The latest CoreLogic Housing Chart Pack for April 2025 shows Australia’s property market has rebounded slightly after three consecutive months of decline, with dwelling values up 0.7% for the quarter.
Despite this uptick, the annual growth rate continues to slow, with values rising just 3.4% over the year to March – a significant cooling from previous years’ double-digit gains.
Sydney’s struggling market sits 1.4% below its September 2024 peak, while Melbourne values have fallen 5.6% from their March 2022 high. Meanwhile, Brisbane, Adelaide and Perth continue to outperform, with Brisbane and Adelaide reaching record highs and Perth sitting just below its peak.
The quarterly growth figures show Sydney up 0.4%, Melbourne 0.3%, Brisbane 0.9%, Adelaide 1.0%, and Perth 0.2%. Hobart (0.2%) and Darwin (2.8%) also posted gains, while Canberra declined slightly (-0.1%).
CoreLogic data reveals properties are taking longer to sell, with the national median time on market increasing from 30 days a year ago to 40 days in Q1 2025. Regional areas are particularly affected, with listings taking a median of 50 days to sell – the highest since Q3 2020.

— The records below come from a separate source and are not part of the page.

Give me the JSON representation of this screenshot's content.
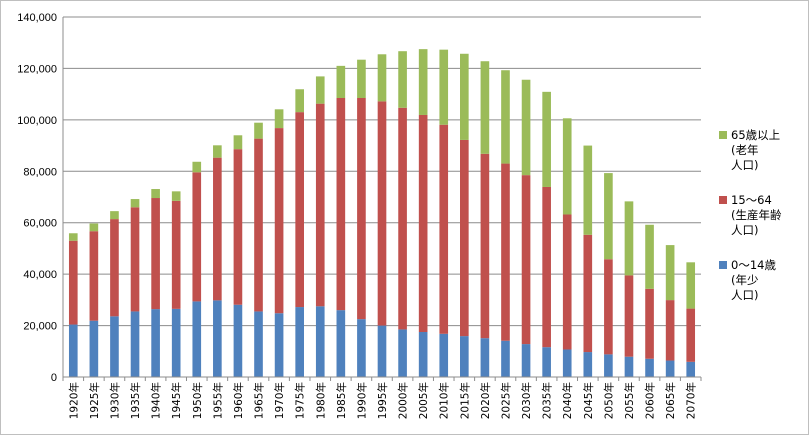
{
  "chart_data": {
    "type": "bar",
    "stacked": true,
    "title": "",
    "xlabel": "",
    "ylabel": "",
    "ylim": [
      0,
      140000
    ],
    "yticks": [
      0,
      20000,
      40000,
      60000,
      80000,
      100000,
      120000,
      140000
    ],
    "ytick_labels": [
      "0",
      "20,000",
      "40,000",
      "60,000",
      "80,000",
      "100,000",
      "120,000",
      "140,000"
    ],
    "grid": true,
    "legend_position": "right",
    "categories": [
      "1920年",
      "1925年",
      "1930年",
      "1935年",
      "1940年",
      "1945年",
      "1950年",
      "1955年",
      "1960年",
      "1965年",
      "1970年",
      "1975年",
      "1980年",
      "1985年",
      "1990年",
      "1995年",
      "2000年",
      "2005年",
      "2010年",
      "2015年",
      "2020年",
      "2025年",
      "2030年",
      "2035年",
      "2040年",
      "2045年",
      "2050年",
      "2055年",
      "2060年",
      "2065年",
      "2070年"
    ],
    "series": [
      {
        "key": "young",
        "name_lines": [
          "0〜14歳",
          "(年少",
          "人口)"
        ],
        "color": "#4f81bd",
        "values": [
          20400,
          21900,
          23600,
          25500,
          26400,
          26500,
          29400,
          29800,
          28100,
          25500,
          24800,
          27200,
          27500,
          26000,
          22500,
          20000,
          18500,
          17500,
          16800,
          15900,
          15100,
          14100,
          12800,
          11600,
          10700,
          9700,
          8800,
          7900,
          7100,
          6400,
          5900
        ]
      },
      {
        "key": "working",
        "name_lines": [
          "15〜64",
          "(生産年齢",
          "人口)"
        ],
        "color": "#c0504d",
        "values": [
          32600,
          34800,
          37800,
          40500,
          43200,
          42000,
          50200,
          55500,
          60500,
          67200,
          72000,
          75800,
          78800,
          82500,
          86000,
          87200,
          86200,
          84400,
          81300,
          76300,
          71700,
          68900,
          65700,
          62300,
          52500,
          45600,
          37000,
          31600,
          27200,
          23500,
          20700
        ]
      },
      {
        "key": "elderly",
        "name_lines": [
          "65歳以上",
          "(老年",
          "人口)"
        ],
        "color": "#9bbb59",
        "values": [
          2900,
          3000,
          3100,
          3200,
          3500,
          3700,
          4100,
          4800,
          5400,
          6200,
          7300,
          8900,
          10600,
          12500,
          14900,
          18300,
          22000,
          25600,
          29200,
          33500,
          36000,
          36300,
          37100,
          37000,
          37400,
          34700,
          33500,
          28800,
          24900,
          21400,
          18000
        ]
      }
    ]
  }
}
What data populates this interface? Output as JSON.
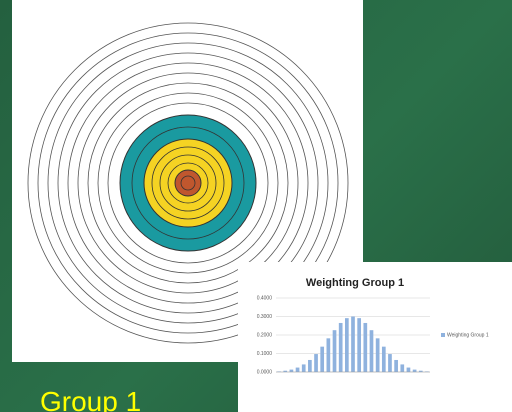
{
  "caption": "Group 1",
  "chart_data": {
    "type": "bar",
    "title": "Weighting Group 1",
    "categories": [
      null,
      null,
      null,
      null,
      null,
      null,
      null,
      null,
      null,
      null,
      null,
      null,
      null,
      null,
      null,
      null,
      null,
      null,
      null,
      null,
      null,
      null,
      null,
      null,
      null
    ],
    "series": [
      {
        "name": "Weighting Group 1",
        "color": "#8fb2de",
        "values": [
          0.003,
          0.007,
          0.013,
          0.024,
          0.041,
          0.065,
          0.097,
          0.137,
          0.182,
          0.226,
          0.265,
          0.291,
          0.3,
          0.291,
          0.265,
          0.226,
          0.182,
          0.137,
          0.097,
          0.065,
          0.041,
          0.024,
          0.013,
          0.007,
          0.003
        ]
      }
    ],
    "ylim": [
      0,
      0.4
    ],
    "yticks": [
      {
        "value": 0,
        "label": "0.0000"
      },
      {
        "value": 0.1,
        "label": "0.1000"
      },
      {
        "value": 0.2,
        "label": "0.2000"
      },
      {
        "value": 0.3,
        "label": "0.3000"
      },
      {
        "value": 0.4,
        "label": "0.4000"
      }
    ],
    "grid": true,
    "legend": "right"
  }
}
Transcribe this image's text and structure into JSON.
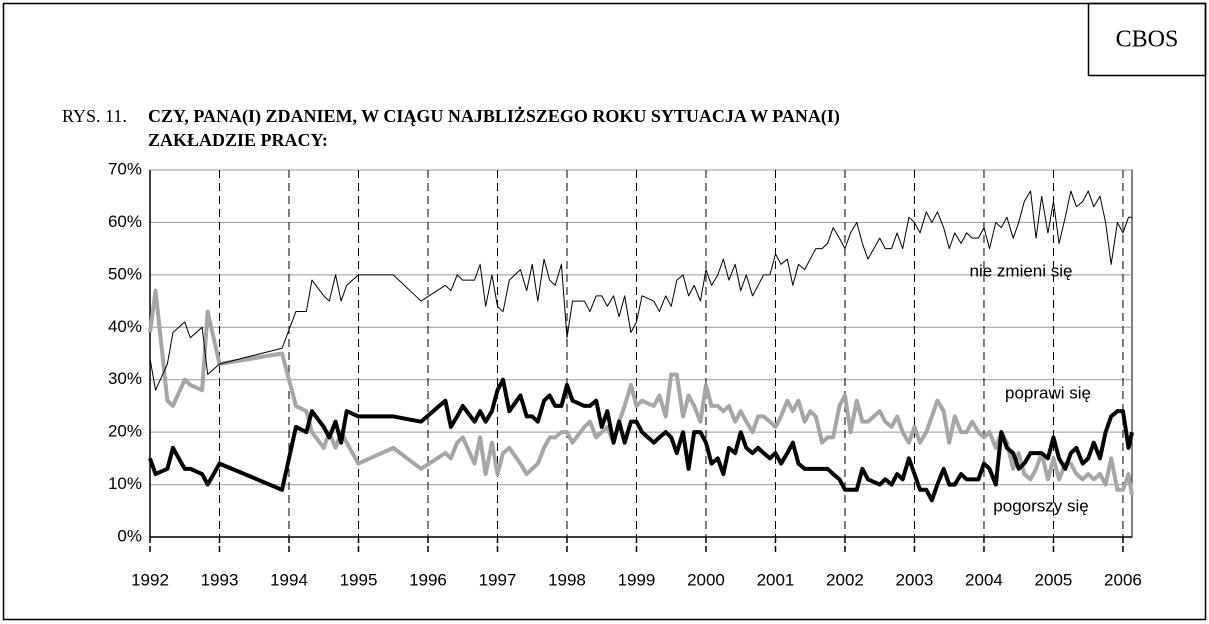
{
  "header": "CBOS",
  "chart_data": {
    "type": "line",
    "figure_label": "RYS. 11.",
    "title": [
      "CZY, PANA(I) ZDANIEM, W CIĄGU NAJBLIŻSZEGO ROKU SYTUACJA W PANA(I)",
      "ZAKŁADZIE PRACY:"
    ],
    "x": [
      1992,
      1992.08,
      1992.25,
      1992.33,
      1992.5,
      1992.58,
      1992.75,
      1992.83,
      1993,
      1993.9,
      1994.1,
      1994.25,
      1994.33,
      1994.5,
      1994.58,
      1994.67,
      1994.75,
      1994.83,
      1995,
      1995.5,
      1995.9,
      1996.25,
      1996.33,
      1996.42,
      1996.5,
      1996.67,
      1996.75,
      1996.83,
      1996.92,
      1997,
      1997.08,
      1997.17,
      1997.33,
      1997.42,
      1997.5,
      1997.58,
      1997.67,
      1997.75,
      1997.83,
      1997.92,
      1998,
      1998.08,
      1998.25,
      1998.33,
      1998.42,
      1998.5,
      1998.58,
      1998.67,
      1998.75,
      1998.83,
      1998.92,
      1999,
      1999.08,
      1999.25,
      1999.33,
      1999.42,
      1999.5,
      1999.58,
      1999.67,
      1999.75,
      1999.83,
      1999.92,
      2000,
      2000.08,
      2000.17,
      2000.25,
      2000.33,
      2000.42,
      2000.5,
      2000.58,
      2000.67,
      2000.75,
      2000.83,
      2000.92,
      2001,
      2001.08,
      2001.17,
      2001.25,
      2001.33,
      2001.42,
      2001.5,
      2001.58,
      2001.67,
      2001.75,
      2001.83,
      2001.92,
      2002,
      2002.08,
      2002.17,
      2002.25,
      2002.33,
      2002.5,
      2002.58,
      2002.67,
      2002.75,
      2002.83,
      2002.92,
      2003,
      2003.08,
      2003.17,
      2003.25,
      2003.33,
      2003.42,
      2003.5,
      2003.58,
      2003.67,
      2003.75,
      2003.83,
      2003.92,
      2004,
      2004.08,
      2004.17,
      2004.25,
      2004.33,
      2004.42,
      2004.5,
      2004.58,
      2004.67,
      2004.75,
      2004.83,
      2004.92,
      2005,
      2005.08,
      2005.17,
      2005.25,
      2005.33,
      2005.42,
      2005.5,
      2005.58,
      2005.67,
      2005.75,
      2005.83,
      2005.92,
      2006,
      2006.08,
      2006.13
    ],
    "series": [
      {
        "name": "nie zmieni się",
        "color": "#000000",
        "width": 1,
        "values": [
          34,
          28,
          33,
          39,
          41,
          38,
          40,
          31,
          33,
          36,
          43,
          43,
          49,
          46,
          45,
          50,
          45,
          48,
          50,
          50,
          45,
          48,
          47,
          50,
          49,
          49,
          52,
          44,
          50,
          44,
          43,
          49,
          51,
          47,
          52,
          45,
          53,
          49,
          48,
          52,
          38,
          45,
          45,
          43,
          46,
          46,
          44,
          46,
          42,
          46,
          39,
          41,
          46,
          45,
          43,
          46,
          44,
          49,
          50,
          46,
          48,
          45,
          51,
          48,
          50,
          53,
          49,
          52,
          47,
          50,
          46,
          48,
          50,
          50,
          54,
          52,
          53,
          48,
          52,
          51,
          53,
          55,
          55,
          56,
          59,
          57,
          55,
          58,
          60,
          56,
          53,
          57,
          55,
          55,
          58,
          55,
          61,
          60,
          58,
          62,
          60,
          62,
          59,
          55,
          58,
          56,
          58,
          57,
          57,
          59,
          55,
          60,
          59,
          61,
          57,
          60,
          64,
          66,
          57,
          65,
          58,
          64,
          56,
          61,
          66,
          63,
          64,
          66,
          63,
          65,
          60,
          52,
          60,
          58,
          61,
          61
        ]
      },
      {
        "name": "poprawi się",
        "color": "#a6a6a6",
        "width": 4,
        "values": [
          39,
          47,
          26,
          25,
          30,
          29,
          28,
          43,
          33,
          35,
          25,
          24,
          20,
          17,
          20,
          17,
          20,
          18,
          14,
          17,
          13,
          16,
          15,
          18,
          19,
          14,
          19,
          12,
          18,
          12,
          16,
          17,
          14,
          12,
          13,
          14,
          17,
          19,
          19,
          20,
          20,
          18,
          21,
          22,
          19,
          20,
          21,
          18,
          22,
          25,
          29,
          25,
          26,
          25,
          27,
          23,
          31,
          31,
          23,
          27,
          25,
          22,
          29,
          25,
          25,
          24,
          25,
          22,
          24,
          22,
          20,
          23,
          23,
          22,
          21,
          23,
          26,
          24,
          26,
          22,
          24,
          23,
          18,
          19,
          19,
          25,
          27,
          20,
          26,
          22,
          22,
          24,
          22,
          21,
          23,
          20,
          18,
          21,
          18,
          20,
          23,
          26,
          24,
          18,
          23,
          20,
          20,
          22,
          20,
          19,
          20,
          17,
          20,
          18,
          13,
          16,
          12,
          11,
          13,
          16,
          11,
          15,
          11,
          14,
          14,
          12,
          11,
          12,
          11,
          12,
          10,
          15,
          9,
          9,
          12,
          8
        ]
      },
      {
        "name": "pogorszy się",
        "color": "#000000",
        "width": 4,
        "values": [
          15,
          12,
          13,
          17,
          13,
          13,
          12,
          10,
          14,
          9,
          21,
          20,
          24,
          21,
          19,
          22,
          18,
          24,
          23,
          23,
          22,
          26,
          21,
          23,
          25,
          22,
          24,
          22,
          24,
          28,
          30,
          24,
          27,
          23,
          23,
          22,
          26,
          27,
          25,
          25,
          29,
          26,
          25,
          25,
          26,
          21,
          24,
          18,
          22,
          18,
          22,
          22,
          20,
          18,
          19,
          20,
          19,
          16,
          20,
          13,
          20,
          20,
          18,
          14,
          15,
          12,
          17,
          16,
          20,
          17,
          16,
          17,
          16,
          15,
          16,
          14,
          16,
          18,
          14,
          13,
          13,
          13,
          13,
          13,
          12,
          11,
          9,
          9,
          9,
          13,
          11,
          10,
          11,
          10,
          12,
          11,
          15,
          12,
          9,
          9,
          7,
          10,
          13,
          10,
          10,
          12,
          11,
          11,
          11,
          14,
          13,
          10,
          20,
          17,
          16,
          13,
          14,
          16,
          16,
          16,
          15,
          19,
          15,
          13,
          16,
          17,
          14,
          15,
          18,
          15,
          20,
          23,
          24,
          24,
          17,
          20
        ]
      }
    ],
    "xlim": [
      1992,
      2006.13
    ],
    "xticks": [
      1992,
      1993,
      1994,
      1995,
      1996,
      1997,
      1998,
      1999,
      2000,
      2001,
      2002,
      2003,
      2004,
      2005,
      2006
    ],
    "ylim": [
      0,
      70
    ],
    "yticks": [
      {
        "value": 0,
        "label": "0%"
      },
      {
        "value": 10,
        "label": "10%"
      },
      {
        "value": 20,
        "label": "20%"
      },
      {
        "value": 30,
        "label": "30%"
      },
      {
        "value": 40,
        "label": "40%"
      },
      {
        "value": 50,
        "label": "50%"
      },
      {
        "value": 60,
        "label": "60%"
      },
      {
        "value": 70,
        "label": "70%"
      }
    ],
    "grid": true
  }
}
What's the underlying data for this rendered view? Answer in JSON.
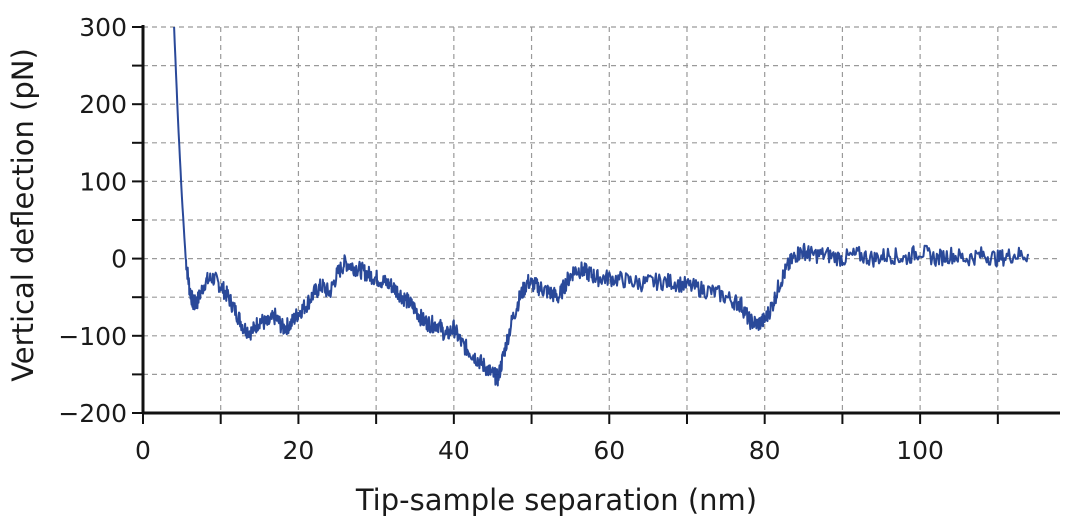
{
  "chart_data": {
    "type": "line",
    "title": "",
    "xlabel": "Tip-sample separation (nm)",
    "ylabel": "Vertical deflection (pN)",
    "xlim": [
      0,
      118
    ],
    "ylim": [
      -200,
      300
    ],
    "xticks": [
      0,
      20,
      40,
      60,
      80,
      100
    ],
    "xtick_labels": [
      "0",
      "20",
      "40",
      "60",
      "80",
      "100"
    ],
    "yticks": [
      -200,
      -100,
      0,
      100,
      200,
      300
    ],
    "ytick_labels": [
      "−200",
      "−100",
      "0",
      "100",
      "200",
      "300"
    ],
    "grid": true,
    "grid_style": "dashed",
    "legend": "none",
    "colors": {
      "line": "#1f3f93",
      "grid": "#9a9a9a",
      "axis": "#111111"
    },
    "series": [
      {
        "x": [
          4.0,
          4.5,
          5.0,
          5.5,
          6.0,
          6.5,
          7.0,
          8.0,
          9.0,
          10.0,
          11.0,
          12.0,
          13.0,
          14.0,
          15.0,
          16.0,
          17.0,
          18.0,
          19.0,
          20.0,
          21.0,
          22.0,
          23.0,
          24.0,
          25.0,
          26.0,
          27.0,
          28.0,
          29.0,
          30.0,
          31.0,
          32.0,
          33.0,
          34.0,
          35.0,
          36.0,
          37.0,
          38.0,
          39.0,
          40.0,
          41.0,
          42.0,
          43.0,
          44.0,
          45.0,
          45.7,
          46.5,
          47.5,
          48.5,
          49.5,
          50.5,
          51.5,
          52.5,
          53.5,
          54.5,
          55.5,
          56.5,
          57.5,
          58.5,
          60.0,
          62.0,
          64.0,
          66.0,
          68.0,
          70.0,
          72.0,
          74.0,
          76.0,
          77.0,
          78.0,
          79.0,
          80.0,
          81.0,
          82.0,
          83.0,
          84.0,
          85.0,
          86.0,
          88.0,
          90.0,
          92.0,
          94.0,
          96.0,
          98.0,
          100.0,
          102.0,
          104.0,
          106.0,
          108.0,
          110.0,
          112.0,
          114.0
        ],
        "y": [
          300,
          180,
          80,
          0,
          -40,
          -60,
          -55,
          -30,
          -25,
          -35,
          -50,
          -70,
          -90,
          -95,
          -80,
          -85,
          -75,
          -90,
          -85,
          -70,
          -60,
          -45,
          -35,
          -45,
          -20,
          -5,
          -10,
          -15,
          -20,
          -25,
          -30,
          -35,
          -45,
          -55,
          -65,
          -80,
          -85,
          -85,
          -100,
          -90,
          -110,
          -120,
          -130,
          -140,
          -150,
          -155,
          -120,
          -80,
          -50,
          -30,
          -35,
          -40,
          -45,
          -50,
          -30,
          -15,
          -15,
          -20,
          -25,
          -25,
          -28,
          -32,
          -30,
          -30,
          -35,
          -40,
          -45,
          -55,
          -60,
          -80,
          -85,
          -80,
          -60,
          -30,
          -10,
          5,
          10,
          5,
          5,
          0,
          5,
          0,
          5,
          0,
          10,
          0,
          5,
          0,
          5,
          0,
          5,
          5
        ]
      }
    ]
  }
}
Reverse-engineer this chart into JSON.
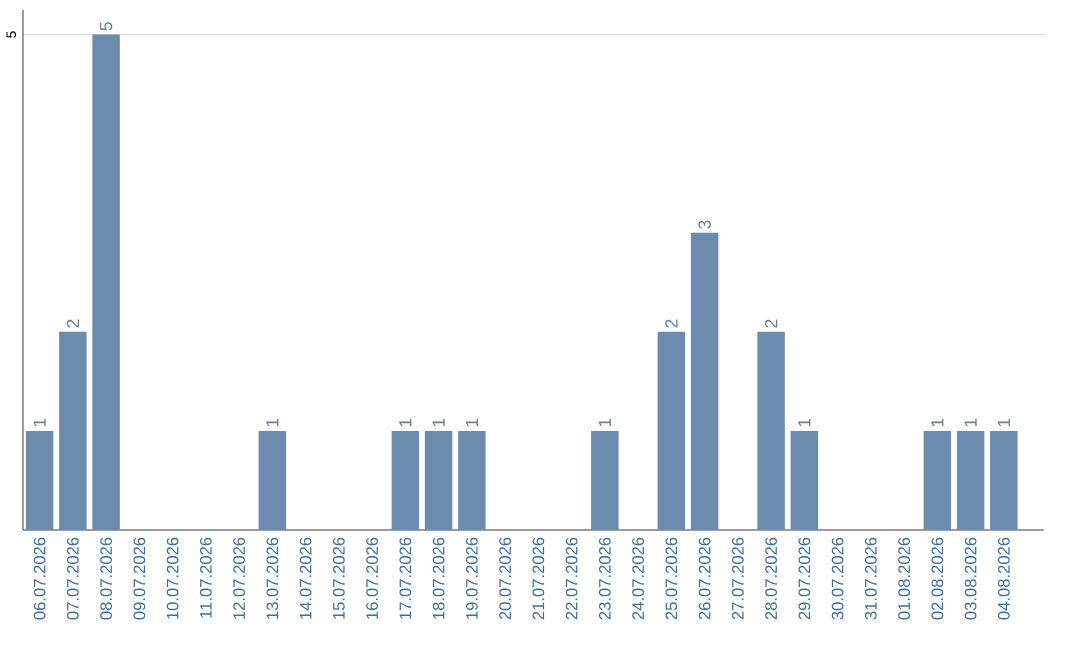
{
  "chart_data": {
    "type": "bar",
    "categories": [
      "06.07.2026",
      "07.07.2026",
      "08.07.2026",
      "09.07.2026",
      "10.07.2026",
      "11.07.2026",
      "12.07.2026",
      "13.07.2026",
      "14.07.2026",
      "15.07.2026",
      "16.07.2026",
      "17.07.2026",
      "18.07.2026",
      "19.07.2026",
      "20.07.2026",
      "21.07.2026",
      "22.07.2026",
      "23.07.2026",
      "24.07.2026",
      "25.07.2026",
      "26.07.2026",
      "27.07.2026",
      "28.07.2026",
      "29.07.2026",
      "30.07.2026",
      "31.07.2026",
      "01.08.2026",
      "02.08.2026",
      "03.08.2026",
      "04.08.2026"
    ],
    "values": [
      1,
      2,
      5,
      0,
      0,
      0,
      0,
      1,
      0,
      0,
      0,
      1,
      1,
      1,
      0,
      0,
      0,
      1,
      0,
      2,
      3,
      0,
      2,
      1,
      0,
      0,
      0,
      1,
      1,
      1
    ],
    "value_labels": [
      "1",
      "2",
      "5",
      null,
      null,
      null,
      null,
      "1",
      null,
      null,
      null,
      "1",
      "1",
      "1",
      null,
      null,
      null,
      "1",
      null,
      "2",
      "3",
      null,
      "2",
      "1",
      null,
      null,
      null,
      "1",
      "1",
      "1"
    ],
    "color": "#6b8cae",
    "ylim": [
      0,
      5.25
    ],
    "yticks": [
      5
    ],
    "grid": "y"
  }
}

The report highlights a potential shift in market sentiment following February’s interest rate cut, with some cities showing brief enthusiasm before momentum slowed again. Sydney’s rolling 28-day growth rate has dropped from 0.7% in mid-March to just 0.1% by early April.
Auction clearance rates have dipped below 60%, coming in at 59.4% for the week ending March 30. Adelaide leads with the highest success rate at 64.5%, followed by Sydney (62.9%) and Melbourne (62.3%).
The rental market continues to cool, with annual growth slowing to 3.8% – the lowest in four years and approaching the pre-COVID decade average of 2.0%. This has helped gross rental yields rise slightly across the combined capitals over the past six months, from 3.4% to 3.5%.
On the financing front, the value of new home loan commitments rose 1.4% in Q4 2024 to $87.2 billion, driven by owner-occupiers. First home buyer lending increased by 1.5%, representing 29.2% of new owner-occupier lending – above the historic decade average of 26.8%.
Looking ahead, all eyes are on the Reserve Bank’s May meeting, with the major banks now forecasting at least a 25 basis point cut. Financial markets are pricing in a 96% chance of a 50 basis point reduction following inflation easing into the target range for three consecutive months.
The report noted that if the core quarterly CPI measure for March comes in under 3%, “it looks increasingly likely the next rate cut will be around the corner,” potentially breathing new life into Australia’s cooling property market.